For a dictionary person such as myself, the title Bureau for Linguistical Reality had great attraction.  A little searching revealed that this was a public participatory artwork devised by two women, Heidi Quante and Alicia Escott,to which we could all contribute. Visitors provide words that are needed in this world for experiences or feelings or phenomena that lack a name at present. The artists describe themselves as both finding that they were searching for words that didn’t exist to express what they wanted to say, and were therefore obliged to invent words to fill the gap.  They felt that other people shared this experience and could contribute.

 A number of the words in the artwork at present are to do with our changing environment, because this is where the artists felt the major work was required as the world changed rapidly around us. 

There is ennuipocalypse described as ‘the concept of a doomsday that occurs at an excruciatingly slow day to day time scale.’ The end result of this slow pace is that we cease to feel the impending apocalypse as a crisis and become bored with the whole idea, often retreating into a digital world in preference to the real one. The word is a blend of ennui boredom + apocalypse.

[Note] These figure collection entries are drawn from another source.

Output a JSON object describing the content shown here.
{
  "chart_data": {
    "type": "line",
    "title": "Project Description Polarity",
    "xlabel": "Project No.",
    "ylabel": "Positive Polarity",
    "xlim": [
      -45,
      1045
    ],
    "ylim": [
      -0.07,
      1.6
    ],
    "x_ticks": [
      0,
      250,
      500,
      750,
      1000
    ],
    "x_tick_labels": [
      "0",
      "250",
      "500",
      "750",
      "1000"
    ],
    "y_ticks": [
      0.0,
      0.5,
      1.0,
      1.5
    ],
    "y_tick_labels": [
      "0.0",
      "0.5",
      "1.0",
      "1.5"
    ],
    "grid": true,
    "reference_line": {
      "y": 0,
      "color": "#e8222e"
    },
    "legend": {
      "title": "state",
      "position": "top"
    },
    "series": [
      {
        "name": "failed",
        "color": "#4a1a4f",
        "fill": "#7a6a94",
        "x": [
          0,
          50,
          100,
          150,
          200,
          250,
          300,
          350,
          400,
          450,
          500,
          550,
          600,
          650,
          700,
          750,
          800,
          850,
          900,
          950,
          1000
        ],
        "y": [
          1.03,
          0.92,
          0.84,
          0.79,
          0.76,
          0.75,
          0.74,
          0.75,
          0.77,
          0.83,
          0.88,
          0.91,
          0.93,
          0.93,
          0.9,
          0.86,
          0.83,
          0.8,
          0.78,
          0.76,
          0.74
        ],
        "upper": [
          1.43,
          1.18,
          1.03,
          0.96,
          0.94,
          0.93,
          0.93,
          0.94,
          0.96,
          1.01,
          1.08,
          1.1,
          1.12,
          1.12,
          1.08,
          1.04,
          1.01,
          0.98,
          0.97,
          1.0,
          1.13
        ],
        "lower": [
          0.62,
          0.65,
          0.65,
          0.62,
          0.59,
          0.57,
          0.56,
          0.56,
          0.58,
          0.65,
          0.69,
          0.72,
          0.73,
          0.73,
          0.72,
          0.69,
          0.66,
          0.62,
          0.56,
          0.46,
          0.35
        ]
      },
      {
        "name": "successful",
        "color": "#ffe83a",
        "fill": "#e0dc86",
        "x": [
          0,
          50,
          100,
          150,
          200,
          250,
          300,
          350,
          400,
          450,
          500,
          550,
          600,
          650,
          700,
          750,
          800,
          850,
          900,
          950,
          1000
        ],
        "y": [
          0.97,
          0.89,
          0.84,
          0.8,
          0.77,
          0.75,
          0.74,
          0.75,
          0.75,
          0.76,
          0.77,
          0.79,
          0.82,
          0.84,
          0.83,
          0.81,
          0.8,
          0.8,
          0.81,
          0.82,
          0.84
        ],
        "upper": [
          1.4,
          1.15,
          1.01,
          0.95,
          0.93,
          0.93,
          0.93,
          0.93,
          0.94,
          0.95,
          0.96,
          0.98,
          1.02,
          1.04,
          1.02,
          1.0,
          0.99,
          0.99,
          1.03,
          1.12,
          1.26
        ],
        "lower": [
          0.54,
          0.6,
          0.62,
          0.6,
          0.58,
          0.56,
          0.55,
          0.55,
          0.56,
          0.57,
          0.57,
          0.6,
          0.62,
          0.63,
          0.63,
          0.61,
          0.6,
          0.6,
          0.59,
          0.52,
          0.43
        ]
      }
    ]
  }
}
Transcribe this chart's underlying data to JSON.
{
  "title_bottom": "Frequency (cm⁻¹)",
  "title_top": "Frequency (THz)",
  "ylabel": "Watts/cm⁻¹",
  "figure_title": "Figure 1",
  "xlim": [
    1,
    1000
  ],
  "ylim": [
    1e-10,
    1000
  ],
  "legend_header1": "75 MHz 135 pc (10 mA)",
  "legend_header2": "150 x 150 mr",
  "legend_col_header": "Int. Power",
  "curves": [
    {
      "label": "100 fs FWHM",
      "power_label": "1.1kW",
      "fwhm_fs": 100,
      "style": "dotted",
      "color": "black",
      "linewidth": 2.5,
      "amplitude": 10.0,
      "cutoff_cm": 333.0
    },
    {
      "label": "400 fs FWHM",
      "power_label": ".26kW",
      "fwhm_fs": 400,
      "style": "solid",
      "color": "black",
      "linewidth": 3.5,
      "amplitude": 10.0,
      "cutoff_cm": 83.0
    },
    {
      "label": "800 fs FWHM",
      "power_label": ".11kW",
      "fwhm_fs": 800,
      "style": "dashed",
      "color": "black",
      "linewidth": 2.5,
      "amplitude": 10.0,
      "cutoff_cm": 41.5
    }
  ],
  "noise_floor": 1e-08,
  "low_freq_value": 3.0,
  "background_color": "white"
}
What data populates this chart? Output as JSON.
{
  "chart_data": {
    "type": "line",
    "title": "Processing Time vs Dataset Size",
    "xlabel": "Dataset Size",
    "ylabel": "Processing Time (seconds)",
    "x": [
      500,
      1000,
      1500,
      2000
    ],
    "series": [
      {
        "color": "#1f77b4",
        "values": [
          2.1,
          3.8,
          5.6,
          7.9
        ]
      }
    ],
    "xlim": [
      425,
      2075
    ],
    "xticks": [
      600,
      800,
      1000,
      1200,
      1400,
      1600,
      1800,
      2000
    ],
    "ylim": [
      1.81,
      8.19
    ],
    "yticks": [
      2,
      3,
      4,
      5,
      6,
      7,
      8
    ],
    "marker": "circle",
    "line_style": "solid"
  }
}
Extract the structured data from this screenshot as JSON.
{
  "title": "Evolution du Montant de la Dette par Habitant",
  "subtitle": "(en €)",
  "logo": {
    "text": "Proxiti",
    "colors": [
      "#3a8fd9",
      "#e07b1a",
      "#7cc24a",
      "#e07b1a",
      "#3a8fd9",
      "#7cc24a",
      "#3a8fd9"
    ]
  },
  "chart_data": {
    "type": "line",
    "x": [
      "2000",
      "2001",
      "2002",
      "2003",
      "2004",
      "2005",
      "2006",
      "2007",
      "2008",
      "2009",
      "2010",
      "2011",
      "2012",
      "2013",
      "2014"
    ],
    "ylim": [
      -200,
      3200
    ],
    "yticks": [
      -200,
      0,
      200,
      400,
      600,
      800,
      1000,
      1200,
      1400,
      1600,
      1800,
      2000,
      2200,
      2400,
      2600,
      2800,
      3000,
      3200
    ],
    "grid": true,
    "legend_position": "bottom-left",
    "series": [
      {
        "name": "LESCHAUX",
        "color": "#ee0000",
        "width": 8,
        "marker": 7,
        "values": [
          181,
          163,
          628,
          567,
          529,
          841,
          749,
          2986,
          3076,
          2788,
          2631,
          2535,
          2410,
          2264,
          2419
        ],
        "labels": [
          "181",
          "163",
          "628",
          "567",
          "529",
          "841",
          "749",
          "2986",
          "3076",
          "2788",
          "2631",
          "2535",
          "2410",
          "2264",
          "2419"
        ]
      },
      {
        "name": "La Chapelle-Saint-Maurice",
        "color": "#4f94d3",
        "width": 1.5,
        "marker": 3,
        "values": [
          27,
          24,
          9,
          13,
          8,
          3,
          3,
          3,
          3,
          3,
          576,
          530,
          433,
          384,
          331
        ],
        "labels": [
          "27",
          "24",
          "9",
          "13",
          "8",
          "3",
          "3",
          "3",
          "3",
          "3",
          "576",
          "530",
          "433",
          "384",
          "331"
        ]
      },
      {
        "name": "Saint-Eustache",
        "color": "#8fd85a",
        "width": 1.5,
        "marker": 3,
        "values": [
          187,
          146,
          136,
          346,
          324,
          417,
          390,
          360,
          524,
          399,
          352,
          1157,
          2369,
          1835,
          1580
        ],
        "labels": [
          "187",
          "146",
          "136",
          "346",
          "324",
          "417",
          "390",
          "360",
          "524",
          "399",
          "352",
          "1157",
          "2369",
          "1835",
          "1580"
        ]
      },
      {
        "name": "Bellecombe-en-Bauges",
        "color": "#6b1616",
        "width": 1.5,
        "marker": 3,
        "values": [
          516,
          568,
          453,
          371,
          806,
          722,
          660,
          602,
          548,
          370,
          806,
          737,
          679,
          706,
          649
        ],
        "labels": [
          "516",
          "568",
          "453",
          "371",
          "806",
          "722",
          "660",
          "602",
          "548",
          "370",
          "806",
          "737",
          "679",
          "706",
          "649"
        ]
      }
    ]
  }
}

 Another offering was psychic corpus dissonance, the disconnect that you feel between the pleasurable feelings occasioned by beautiful weather and the sense of unease brought on by the recognition that the weather is totally unseasonal. 

 Not all the coinages are triggered by concerns such as this, as demonstrated by kincara defined as ‘a person of any gender who plays an active maternal role in helping to raise children they have not physically birthed, yet whom they thoughtfully and lovingly help to raise. They are non-biological chosen family who actively contribute to a constellation of care. This nurturing involves everything from helping with the everyday tasks of raising a child, to teaching, to unconditional love.’ The word origin is kin family+ the Italian cara  beloved.


Coining new words is a form of word play which we all enjoy. I don’t think that the Bureau is serious in its attempts to plug the gaps in our lexicon, although they stand by their statement that until we have the words to describe our changing reality, we will not be equipped to do anything about it. They appreciate that it takes more than a participatory artwork to get words into the dictionary, to make them real words. At the very least it needs more than one person to feel the need for a word for it to gain currency.  Their role is a consciousness-raising one.

 The thing that finally endeared me to the Bureau is that it is located at the Institute for Advanced Uncertainty in California. I feel that I could shine as a student of the Institute.